Wanda Boatman said her husband has a knack for connecting with kids. "He relates to them, and has a huge heart," she said. "I think he listened to her [Copeland] at a time when people were talking at her rather than listening to her. And as always, he always fights for the underdog."

Although the adjustment to living with the Boatmans has gone relatively smoothly, there have been some bumps. Cedric built another bedroom in the basement of their Silver Spring home after it became clear that his 15-year-old son, Corey, and 12-year-old Trevor just couldn't co-exist in the same room.

Copeland, who was so used to disciplining her little brother, has reluctantly learned to cede that responsibility to the Boatmans. When they first moved in, she would either leave the room or scowl at Boatman when he would punish Trevor, Boatman said. "It's taken a year to get through that," he said. "She was so much of a mother to him. It had been natural for her. But I need her to be a teenager."

Copeland also learned that poor grades were unacceptable, and if she failed to keep up with her studies, she would no longer be able to stay at Gaithersburg. "We decided to keep her at Gaithersburg because she was comfortable and didn't need more disruption," said Boatman, whose four children all attend different schools.

Last fall, Copeland made the dean's list for the first time at Gaithersburg, and barely missed it -- "with one too many Cs," as she puts it -- this semester. "Nobody in this house has bad grades. If you live here, you better have good grades," she said.

She has finally grown to appreciate what her mother had told her all along: that basketball could be a way for her to go to college for free. Copeland, who is being recruited by Maryland, Pittsburgh and Wake Forest among other schools, has an opportunity to lead the Trojans deep into the Maryland state tournament with the possibility of reaching their first final since 1992.

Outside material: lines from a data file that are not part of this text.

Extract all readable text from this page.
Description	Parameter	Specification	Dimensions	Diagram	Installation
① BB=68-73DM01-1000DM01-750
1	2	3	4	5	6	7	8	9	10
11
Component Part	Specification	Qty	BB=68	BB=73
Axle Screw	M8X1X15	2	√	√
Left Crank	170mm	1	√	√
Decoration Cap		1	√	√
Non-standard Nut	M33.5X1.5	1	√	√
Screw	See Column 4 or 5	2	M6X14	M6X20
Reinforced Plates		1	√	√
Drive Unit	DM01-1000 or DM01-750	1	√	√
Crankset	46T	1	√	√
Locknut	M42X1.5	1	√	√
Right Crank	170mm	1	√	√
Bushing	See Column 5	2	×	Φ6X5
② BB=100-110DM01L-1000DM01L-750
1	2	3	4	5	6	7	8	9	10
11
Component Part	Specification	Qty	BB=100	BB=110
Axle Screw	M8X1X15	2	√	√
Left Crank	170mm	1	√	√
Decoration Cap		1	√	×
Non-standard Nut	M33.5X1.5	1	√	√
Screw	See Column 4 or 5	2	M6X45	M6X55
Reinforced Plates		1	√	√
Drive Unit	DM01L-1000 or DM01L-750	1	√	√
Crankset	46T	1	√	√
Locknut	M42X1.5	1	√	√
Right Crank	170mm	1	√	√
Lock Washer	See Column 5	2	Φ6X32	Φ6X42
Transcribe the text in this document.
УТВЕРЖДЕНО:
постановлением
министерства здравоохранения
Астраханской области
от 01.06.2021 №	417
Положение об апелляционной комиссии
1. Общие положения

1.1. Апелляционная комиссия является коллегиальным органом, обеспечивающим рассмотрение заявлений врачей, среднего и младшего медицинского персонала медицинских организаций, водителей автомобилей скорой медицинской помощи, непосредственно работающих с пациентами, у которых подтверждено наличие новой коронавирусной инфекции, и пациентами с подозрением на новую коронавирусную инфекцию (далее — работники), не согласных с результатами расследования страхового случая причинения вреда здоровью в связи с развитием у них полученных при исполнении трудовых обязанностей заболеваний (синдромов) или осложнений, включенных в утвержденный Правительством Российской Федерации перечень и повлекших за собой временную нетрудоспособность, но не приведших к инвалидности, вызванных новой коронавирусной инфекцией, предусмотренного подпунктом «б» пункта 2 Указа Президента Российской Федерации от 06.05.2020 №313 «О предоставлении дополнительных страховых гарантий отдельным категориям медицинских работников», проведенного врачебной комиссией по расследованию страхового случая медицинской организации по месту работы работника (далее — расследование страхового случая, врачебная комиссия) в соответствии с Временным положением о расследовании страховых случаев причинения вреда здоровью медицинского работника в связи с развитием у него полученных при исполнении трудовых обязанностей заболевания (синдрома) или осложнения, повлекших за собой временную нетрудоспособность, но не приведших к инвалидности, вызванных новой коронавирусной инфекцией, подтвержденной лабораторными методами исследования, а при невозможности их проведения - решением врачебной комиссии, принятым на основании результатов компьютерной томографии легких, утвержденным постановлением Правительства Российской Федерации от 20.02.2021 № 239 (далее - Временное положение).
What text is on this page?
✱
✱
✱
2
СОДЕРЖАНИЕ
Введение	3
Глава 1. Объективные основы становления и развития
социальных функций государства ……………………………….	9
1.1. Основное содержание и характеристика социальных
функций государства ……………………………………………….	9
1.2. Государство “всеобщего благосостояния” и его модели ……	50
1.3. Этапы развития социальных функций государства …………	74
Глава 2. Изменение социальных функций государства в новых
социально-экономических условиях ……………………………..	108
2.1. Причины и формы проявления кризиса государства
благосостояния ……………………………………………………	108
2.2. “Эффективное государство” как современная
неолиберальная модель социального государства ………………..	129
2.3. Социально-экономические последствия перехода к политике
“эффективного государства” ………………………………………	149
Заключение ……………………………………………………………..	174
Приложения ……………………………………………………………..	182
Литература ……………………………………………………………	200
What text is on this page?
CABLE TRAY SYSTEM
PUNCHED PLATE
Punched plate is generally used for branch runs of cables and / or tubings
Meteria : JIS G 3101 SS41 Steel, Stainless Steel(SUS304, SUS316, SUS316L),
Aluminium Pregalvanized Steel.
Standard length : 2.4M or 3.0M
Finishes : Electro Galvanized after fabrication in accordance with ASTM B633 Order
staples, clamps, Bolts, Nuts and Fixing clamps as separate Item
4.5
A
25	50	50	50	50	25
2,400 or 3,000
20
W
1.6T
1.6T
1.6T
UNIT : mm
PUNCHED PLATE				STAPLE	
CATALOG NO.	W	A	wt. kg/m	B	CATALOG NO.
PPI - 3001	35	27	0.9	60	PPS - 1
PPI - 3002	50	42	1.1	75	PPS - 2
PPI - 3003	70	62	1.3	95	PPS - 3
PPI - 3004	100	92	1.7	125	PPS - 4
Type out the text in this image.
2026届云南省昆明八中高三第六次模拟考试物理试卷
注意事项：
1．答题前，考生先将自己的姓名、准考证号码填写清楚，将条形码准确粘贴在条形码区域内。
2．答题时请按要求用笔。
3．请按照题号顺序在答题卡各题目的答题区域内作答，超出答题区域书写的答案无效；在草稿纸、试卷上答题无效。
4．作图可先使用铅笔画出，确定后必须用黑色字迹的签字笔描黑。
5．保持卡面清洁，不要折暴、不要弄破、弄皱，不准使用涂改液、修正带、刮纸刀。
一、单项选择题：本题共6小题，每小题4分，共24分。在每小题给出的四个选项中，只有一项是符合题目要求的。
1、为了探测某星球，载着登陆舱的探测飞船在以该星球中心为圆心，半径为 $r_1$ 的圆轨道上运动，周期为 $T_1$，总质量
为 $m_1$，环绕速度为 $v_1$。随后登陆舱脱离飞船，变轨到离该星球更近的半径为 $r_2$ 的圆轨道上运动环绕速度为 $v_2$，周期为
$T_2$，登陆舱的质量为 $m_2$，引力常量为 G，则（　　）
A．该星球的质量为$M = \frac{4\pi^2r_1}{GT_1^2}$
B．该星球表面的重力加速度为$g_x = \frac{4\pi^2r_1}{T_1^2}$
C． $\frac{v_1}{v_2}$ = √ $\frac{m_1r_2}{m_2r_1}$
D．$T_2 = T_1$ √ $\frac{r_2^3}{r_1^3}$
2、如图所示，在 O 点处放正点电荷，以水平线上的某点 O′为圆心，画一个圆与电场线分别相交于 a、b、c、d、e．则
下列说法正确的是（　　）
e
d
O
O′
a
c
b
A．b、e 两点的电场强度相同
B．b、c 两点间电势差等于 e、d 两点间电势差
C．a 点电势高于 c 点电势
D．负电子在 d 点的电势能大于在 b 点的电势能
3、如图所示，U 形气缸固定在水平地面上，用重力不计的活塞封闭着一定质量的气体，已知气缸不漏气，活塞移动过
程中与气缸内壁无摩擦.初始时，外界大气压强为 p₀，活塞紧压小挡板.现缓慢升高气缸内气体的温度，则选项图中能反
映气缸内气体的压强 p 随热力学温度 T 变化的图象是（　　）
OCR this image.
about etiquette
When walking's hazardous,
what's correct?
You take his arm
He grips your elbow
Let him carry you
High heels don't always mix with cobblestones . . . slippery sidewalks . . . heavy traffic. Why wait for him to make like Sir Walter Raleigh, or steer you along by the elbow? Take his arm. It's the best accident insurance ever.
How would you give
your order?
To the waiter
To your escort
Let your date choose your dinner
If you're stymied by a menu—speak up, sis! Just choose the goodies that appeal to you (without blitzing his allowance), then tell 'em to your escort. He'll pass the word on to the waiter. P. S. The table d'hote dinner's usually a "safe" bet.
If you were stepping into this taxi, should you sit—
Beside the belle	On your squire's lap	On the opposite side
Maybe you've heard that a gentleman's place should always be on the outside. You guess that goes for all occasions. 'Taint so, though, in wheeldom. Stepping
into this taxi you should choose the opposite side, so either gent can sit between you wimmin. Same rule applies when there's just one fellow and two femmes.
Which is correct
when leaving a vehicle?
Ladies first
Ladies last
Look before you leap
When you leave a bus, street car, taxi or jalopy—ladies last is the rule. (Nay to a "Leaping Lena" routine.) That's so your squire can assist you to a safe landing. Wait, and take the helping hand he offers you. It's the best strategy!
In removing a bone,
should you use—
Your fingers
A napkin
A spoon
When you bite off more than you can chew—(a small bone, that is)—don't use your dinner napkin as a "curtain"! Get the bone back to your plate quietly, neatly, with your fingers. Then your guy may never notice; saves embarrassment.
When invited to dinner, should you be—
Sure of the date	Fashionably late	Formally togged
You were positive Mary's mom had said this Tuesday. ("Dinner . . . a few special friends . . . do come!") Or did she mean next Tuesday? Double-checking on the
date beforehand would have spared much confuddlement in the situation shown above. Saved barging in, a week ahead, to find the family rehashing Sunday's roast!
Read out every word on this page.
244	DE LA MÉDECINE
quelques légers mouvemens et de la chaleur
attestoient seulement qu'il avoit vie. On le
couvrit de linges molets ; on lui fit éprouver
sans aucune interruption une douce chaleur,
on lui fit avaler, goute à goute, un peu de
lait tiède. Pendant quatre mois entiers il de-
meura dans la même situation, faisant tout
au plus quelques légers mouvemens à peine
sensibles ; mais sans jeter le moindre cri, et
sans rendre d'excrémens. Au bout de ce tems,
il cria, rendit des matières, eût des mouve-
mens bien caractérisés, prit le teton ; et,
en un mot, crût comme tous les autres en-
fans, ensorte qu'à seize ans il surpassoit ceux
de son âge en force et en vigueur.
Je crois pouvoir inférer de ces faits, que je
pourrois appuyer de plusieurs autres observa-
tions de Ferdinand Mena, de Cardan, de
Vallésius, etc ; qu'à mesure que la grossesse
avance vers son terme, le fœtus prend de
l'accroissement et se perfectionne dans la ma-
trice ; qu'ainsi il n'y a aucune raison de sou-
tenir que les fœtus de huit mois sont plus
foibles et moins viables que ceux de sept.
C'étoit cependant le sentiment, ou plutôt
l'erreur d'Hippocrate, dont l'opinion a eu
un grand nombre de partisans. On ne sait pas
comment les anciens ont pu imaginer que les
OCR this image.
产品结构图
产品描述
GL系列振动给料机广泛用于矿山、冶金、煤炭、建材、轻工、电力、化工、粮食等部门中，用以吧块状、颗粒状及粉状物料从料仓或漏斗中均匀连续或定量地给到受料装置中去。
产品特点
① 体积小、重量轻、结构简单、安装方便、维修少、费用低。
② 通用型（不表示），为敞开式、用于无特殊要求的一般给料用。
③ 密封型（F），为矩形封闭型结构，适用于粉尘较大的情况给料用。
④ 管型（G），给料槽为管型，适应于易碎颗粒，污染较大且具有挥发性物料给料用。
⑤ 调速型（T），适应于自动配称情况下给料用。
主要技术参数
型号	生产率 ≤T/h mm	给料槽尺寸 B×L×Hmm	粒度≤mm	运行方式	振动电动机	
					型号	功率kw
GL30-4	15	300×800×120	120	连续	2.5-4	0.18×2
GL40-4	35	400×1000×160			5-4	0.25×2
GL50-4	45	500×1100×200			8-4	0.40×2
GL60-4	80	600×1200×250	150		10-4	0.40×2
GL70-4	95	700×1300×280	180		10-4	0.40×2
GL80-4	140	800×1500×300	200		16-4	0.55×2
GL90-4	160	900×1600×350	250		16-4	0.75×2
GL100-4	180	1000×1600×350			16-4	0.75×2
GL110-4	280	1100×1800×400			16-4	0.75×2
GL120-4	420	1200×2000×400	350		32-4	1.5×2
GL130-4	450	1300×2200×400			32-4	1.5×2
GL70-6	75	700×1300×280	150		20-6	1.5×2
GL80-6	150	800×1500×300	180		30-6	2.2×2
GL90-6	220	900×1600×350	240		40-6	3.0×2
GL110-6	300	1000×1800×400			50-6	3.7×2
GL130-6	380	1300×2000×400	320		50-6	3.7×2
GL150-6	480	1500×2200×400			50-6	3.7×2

"It is so nice that she was finally here playing for Gaithersburg where she belonged," said Herb Tolbert, a Gaithersburg counselor and her mother's former coach. "Her mom was a star here and now she is a star here . . . For her to deal with what she has gone through is amazing. She has that kind of intestinal fortitude. More importantly, the turnaround she has made academically has just been great. She is happy here, and people here care about her."

Living with the Boatmans also has freed Copeland to be more like other teenagers; she no longer has to take her brother with her on dates or to the movies because there is no one else to watch him.

With security and stability, she also has become more comfortable talking about her life and its travails. In the past, she would change the subject when classmates asked questions. She revealed little to her closest friends about the sadness that she felt about losing two important figures in her life. But now, she occasionally brings friends into Tolbert's office to peer at the pictures on the wall of her mother as a Gaithersburg basketball star.

"I don't want anybody to feel sorry for me," Copeland said. "I have huge support. Everywhere I turn around I have got someone who is willing to help. My mother and grandmother were strong people. I know that they wouldn't want me sitting around and feeling sorry for myself. I know I have to stay strong."